PROJECT SUMMARY Human mitochondrial DNA (mtDNA) encodes 37 genes in a small genome of 16,569 bp, which accounts for 0.005% of the total human genome size. Despite the small size of this genetic information, mtDNA is indispensable to human cells. As mitochondria are critical for cellular respiration and ATP production, mitochondria are often referred to as “the Powerhouses of the cell”. Because of their importance, mutations in mtDNA can cause severe diseases and disorders in humans. These include but are not limited to muscular/neurodegenerative and developmental disorders such as Kearns-Sayre syndrome (KSS), Leber’s Hereditary Optic Neuropathy (LHON) and MELAS disorders. Mutations in mtDNA are also suggested to correlate with a predisposition for common diseases like diabetes, Alzheimer’s disease, Parkinson’s disease and even aging. Although the causal relationships between certain mutations in mtDNA and their corresponding diseases were reported decades ago, cures have not been realized due to the difficulty in accessing the sub-cellular structures in vivo. Also, CRISPR technology has not been applicable to mitochondria until recently and corresponding gene therapy of mtDNA still remains challenging in humans. The major challenge of mitochondrial gene editing is the lack of DNA transformation approaches for human mitochondria. No selectable marker gene has been developed that enables mitochondrial transformation in human cells. As part of our efforts for mitochondrial transformation in crop plants, we have used a novel selectable marker gene to develop a method that has shown good efficacy in rice and yeast. In this proposed project, we will apply this method to human mitochondria. A successful demonstration will be a major advancement for the application of our organelle gene editing technology to human mitochondrial DNA, which will facilitate future gene therapy treatments for the repair of mtDNA mutations in patients suffering from severe mitochondrial diseases.
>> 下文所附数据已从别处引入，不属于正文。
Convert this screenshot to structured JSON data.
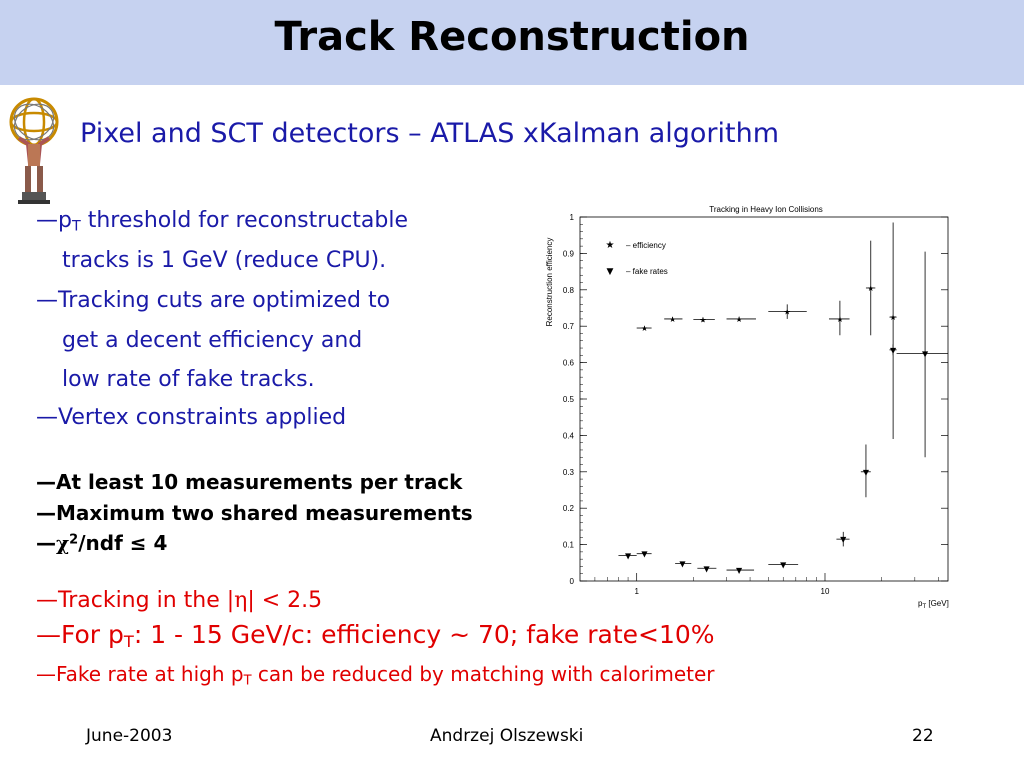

项目摘要 人线粒体DNA（mtDNA）在16,569 bp的小基因组中编码37个基因，该基因 占人类总基因组大小的0.005％。尽管这个遗传很小 信息，mtDNA对于人类细胞是必不可少的。因为线粒体对于细胞至关重要 呼吸和ATP产生，线粒体通常被称为“ 细胞”。由于其重要性，mtDNA中的突变会引起严重的疾病，并且 人类的疾病。这些包括但不限于肌肉/神经退行性和 发育障碍，例如Kearns-Sayre综合征（KSS），Leber的遗传性视神经 神经病（LHON）和MELAS疾病。还建议mtDNA中的突变 与糖尿病，阿尔茨海默氏病等常见疾病的易感性相关， 帕金森氏病甚至衰老。尽管某些人之间的因果关系 数十年前报道了mtDNA及其相应疾病的突变，治疗 由于难以在体内访问亚细胞结构，因此未能实现。还， CRISPR技术直到最近才适用于线粒体 mtDNA的基因疗法在人类中仍然受到挑战。 线粒体基因编辑的主要挑战是缺乏DNA转化方法 对于人类线粒体。尚未开发出可选的标记基因 人类细胞中的线粒体转化。作为我们为线粒体努力的一部分 作物植物的转化，我们使用了一种新型的可选标记基因来发展 在大米和酵母中表现出良好效率的方法。在这个建议的项目中，我们将申请 这种方法是人类线粒体的方法。成功的演示将是一个重大进步 为了将我们的细胞器基因编辑技术应用于人的线粒体DNA， 将促进未来的基因治疗治疗以修复患者mtDNA突变 患有严重的线粒体疾病。